Burleson Park, located at 3000 University Boulevard, is named in honor of James B. Burleson, who served University Park as Mayor Pro Tempore from 1946 to 1947 and as Commissioner from 1946 to 1948. Mayor H. E. Yarbrough signed the ordinance and dedicated the park on September 5, 1947.
Caruth Park is located at 3400 Caruth. The park is named for its benefactor, W. W. Caruth Sr., who generously deeded the land to the City on April 20, 1949.
Coffee Park, located at 3400 Northwest Parkway, was purchased from H. E. Yarbrough on April 6, 1953. Originally it was named Northcrest Park, a reference to the park’s location at Northwest Parkway and Hillcrest Avenue. In 1979, the park was rededicated in memory of Roy C. Coffee Sr., University Park’s longest tenured mayor. Mayor Coffee served as a City Commissioner from 1949 to 1950 and as mayor from 1950 to 1970.
Curtis Park, located at 3500 Lovers Lane, was purchased from C. W. Snider on June 1, 1931. Later that year, on August 17, Mayor Pro Tempore C. G. King signed the ordinance dedicating the park in honor of H. J. Curtis, who served as Mayor from 1930 to 1938.
Davis Park, located at 4519 Drane Drive, is named in honor of Mayor W. Richard "Dick'' Davis. Davis is a lifelong resident of University Park, graduated from Highland Park High School, Southern Methodist University and the SMU Dedman School of Law. He served as a member of the University Park Master Plan Committee and the Planning and Zoning Commission. A City Council member from 1998 to 2004, Davis was elected mayor in 2010 and 2012.
Located at 2900 Hanover, Elena’s Children’s Park was inspired by the life of Mary Elena Franklin, who was born September 4, 1993 and died tragically in an automobile accident on August 2, 1997. Elena, a blonde-haired, blue-eyed, three-year-old, who loved to pick flowers, united this community in a spirit of love.
Germany Park, located at 6401 Lomo Alto Drive, was previously known as "Park A". In 1974, the City annexed the parkland from Greenway Parks in Dallas. The park was dedicated and renamed in 1979, in honor of Mayor E. Wilson Germany, who faithfully served the people of University Park from 1970 to 1976.
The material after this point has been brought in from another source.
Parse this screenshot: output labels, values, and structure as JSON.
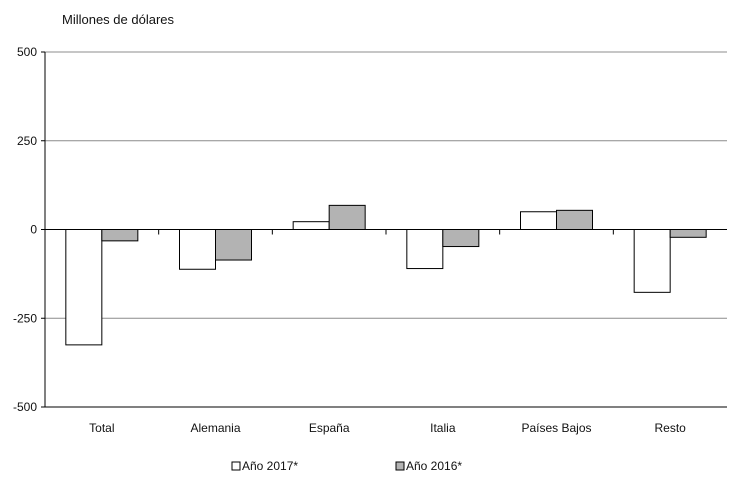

Goar Park is located at 3800 University Boulevard. On September 5, 1947 the park was dedicated in memory of William P. Goar, who served University Park as Judge of the Municipal Court from 1944 to 1946 and as City Attorney from 1946 until his death in August 1947.
Hitzelberger Park was dedicated in honor of Barbara Hitzelberger-Wooten in 2010. The park is located on the northwest and northeast corners of the intersection of Lovers and Hillcrest. The park has two prominent features, a six foot high water wall on the park’s northwest corner, and a sculpture on the park’s northeast corner. The sculpture is called “Parental Embrace.”
Smith Park, located at 4000 Greenbrier, was generously donated to the City by J. Fred Smith. On April 9, 1942, Mayor Elbert Williams passed an ordinance dedicating the park in honor of the City's first two mayors, J. Fred Smith, who served from 1924 to 1928, and D. G. Smith, who served from 1928 to 1930.
Walt Humann Park is located along the west side of the Central Expressway Wall from Westminster south to University Boulevard and from University Boulevard south to SMU Boulevard. The park property is approximately 2.4 acres and was acquired in 1993 from TXDOT as a part of the Central Expressway Wall project. In appreciation for his continuing service to the community, the park was named for Mr. Humann in 2011.
Williams Park is located across the street from City Hall and Goar Park. On March 6, 1939, City Commissioners voted to name the park in honor of Mayor Elbert Williams and his son Duval. Their diligent work in developing and beautifying the park has provided generations with many hours of recreational pleasure. Mayor Williams served University Park from 1938 to 1942.